Just how wasteful is it? 70-80% vs 9X% considering how little power phones use on average is insignificant…

You’d save what? 1-2 kWh per year at the very most? Totally irrelevant..

jodrellblank · 2 years ago
I googled and the first result said a pixel 4 charging from 0 to 100% takes 14 Watt hours by cable and 21 Watt hours by wireless. That’s saving maybe 60 cents of electricity in a year of charging if you run the battery right down every 2 days.
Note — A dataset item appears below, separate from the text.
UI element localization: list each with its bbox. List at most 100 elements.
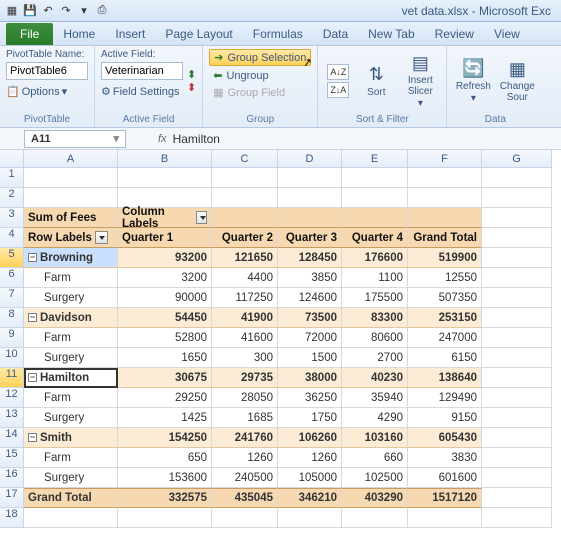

Nothing compared to the spending and pollution of gas to go a distance one could comfortably walk or bike - most vehicle journeys in the US.

mbrndtgn · 2 years ago
Slow charging etc. is nice for laptops, but for phones I wouldn't even bother. If you use your phone for navigation in summer, it's very likely your phone's battery will degrade rapidly anyway due to the heat.
paxys · 2 years ago
The easiest path is to hit "no" if your phone asks whether you want to trust the device it is connected to. Problem solved.
thefurdrake · 2 years ago
Yeah, hackers have never bypassed a "no" prompt before.
flangola7 · 2 years ago
What about keyboards
jacobp100 · 2 years ago
I believe wireless charging still has communication between the pad and the device, so you still have an attack vector
porkbeer · 2 years ago
Is this true? I have never seen it.
v3ss0n · 2 years ago
This is assuming that zero day exploit are always exposed on public. In reality huge chunks of zero day exploit only in black hat and NSA hands.